You want to process each character of a string individually.

Solution

If you're processing an ASCII document, then each byte corresponds to one character. Use String#each_byte to yield each byte of a string as a number, which you can turn into a one-character string:

	'foobar'.each_byte { |x| puts "#{x} = #{x.chr}" }
	# 102 = f
	# 111 = o
	# 111 = o
	# 98 = b
	# 97 = a
	# 114 = r

Use String#scan to yield each character of a string as a new one-character string:

	'foobar'.scan( /./ ) { |c| puts c }
	# f
	# o
	# o
	# b
	# a
	# r

Discussion

Since a string is a sequence of bytes, you might think that the String#each method would iterate over the sequence, the way Array#each does.
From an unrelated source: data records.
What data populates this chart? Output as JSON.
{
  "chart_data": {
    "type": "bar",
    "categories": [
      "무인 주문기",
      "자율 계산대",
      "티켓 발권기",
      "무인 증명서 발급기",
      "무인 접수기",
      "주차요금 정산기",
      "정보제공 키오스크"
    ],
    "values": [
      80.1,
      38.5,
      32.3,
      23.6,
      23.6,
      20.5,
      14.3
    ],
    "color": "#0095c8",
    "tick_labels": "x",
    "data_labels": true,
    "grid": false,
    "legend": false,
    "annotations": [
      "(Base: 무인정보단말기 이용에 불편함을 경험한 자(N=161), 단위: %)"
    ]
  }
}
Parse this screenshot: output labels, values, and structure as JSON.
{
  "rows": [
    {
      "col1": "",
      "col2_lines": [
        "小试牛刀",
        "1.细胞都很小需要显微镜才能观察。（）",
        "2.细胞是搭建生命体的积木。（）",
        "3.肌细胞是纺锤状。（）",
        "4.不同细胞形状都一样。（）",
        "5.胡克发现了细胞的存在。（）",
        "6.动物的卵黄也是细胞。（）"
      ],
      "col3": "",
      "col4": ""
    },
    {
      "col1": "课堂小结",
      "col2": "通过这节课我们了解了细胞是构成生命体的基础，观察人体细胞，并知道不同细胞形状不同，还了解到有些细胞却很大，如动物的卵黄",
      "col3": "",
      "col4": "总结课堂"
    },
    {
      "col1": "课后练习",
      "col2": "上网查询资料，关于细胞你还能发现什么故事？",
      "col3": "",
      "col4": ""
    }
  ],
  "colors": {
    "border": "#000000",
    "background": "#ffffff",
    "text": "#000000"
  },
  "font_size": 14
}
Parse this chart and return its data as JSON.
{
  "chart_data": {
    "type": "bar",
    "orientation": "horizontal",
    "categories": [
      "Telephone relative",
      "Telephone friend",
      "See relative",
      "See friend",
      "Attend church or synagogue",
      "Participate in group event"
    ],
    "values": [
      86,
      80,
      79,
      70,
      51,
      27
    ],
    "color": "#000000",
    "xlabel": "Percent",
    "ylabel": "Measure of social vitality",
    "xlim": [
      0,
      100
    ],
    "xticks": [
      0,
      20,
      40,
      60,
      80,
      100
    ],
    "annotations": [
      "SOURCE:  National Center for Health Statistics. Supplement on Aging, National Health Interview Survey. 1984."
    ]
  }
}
But String#each is actually used to split a string on a given record separator (by default, the newline):

	"foo
bar".each { |x| puts x }
	# foo
	# bar

The string equivalent of Array#each method is actually each_byte. A string stores its characters as a sequence of Fixnum objects, and each_bytes yields that sequence.

String#each_byte is faster than String#scan, so if you're processing an ASCII file, you might want to use String#each_byte and convert to a string every number passed into the code block (as seen in the Solution).

String#scan works by applying a given regular expression to a string, and yielding each match to the code block you provide. The regular expression /./ matches every character in the string, in turn.

If you have the $KCODE variable set correctly, then the scan technique will work on UTF-8 strings as well. This is the simplest way to sneak a notion of "character" into Ruby's byte-based strings.

Here's a Ruby string containing the UTF-8 encoding of the French phrase "ça va":

	french = "xc3xa7a va"

Even if your terminal can't properly display the character "ç", you can see how the behavior of String#scan changes when you make the regular expression Unicodeaware, or set $KCODE so that Ruby handles all strings as UTF-8:

	french.scan(/./) { |c| puts c }
	#
	#
	# a
	#
	# v
	# a

	french.scan(/./u) { |c| puts c }
	# ç
	# a
	#
	# v
	# a

	$KCODE = 'u'
	french.scan(/./) { |c| puts c }
	# ç
	# a
	#
	# v
	# a

Once Ruby knows to treat strings as UTF-8 instead of ASCII, it starts treating the two bytes representing the "ç" as a single character. Even if you can't see UTF-8, you can write programs that handle it correctly.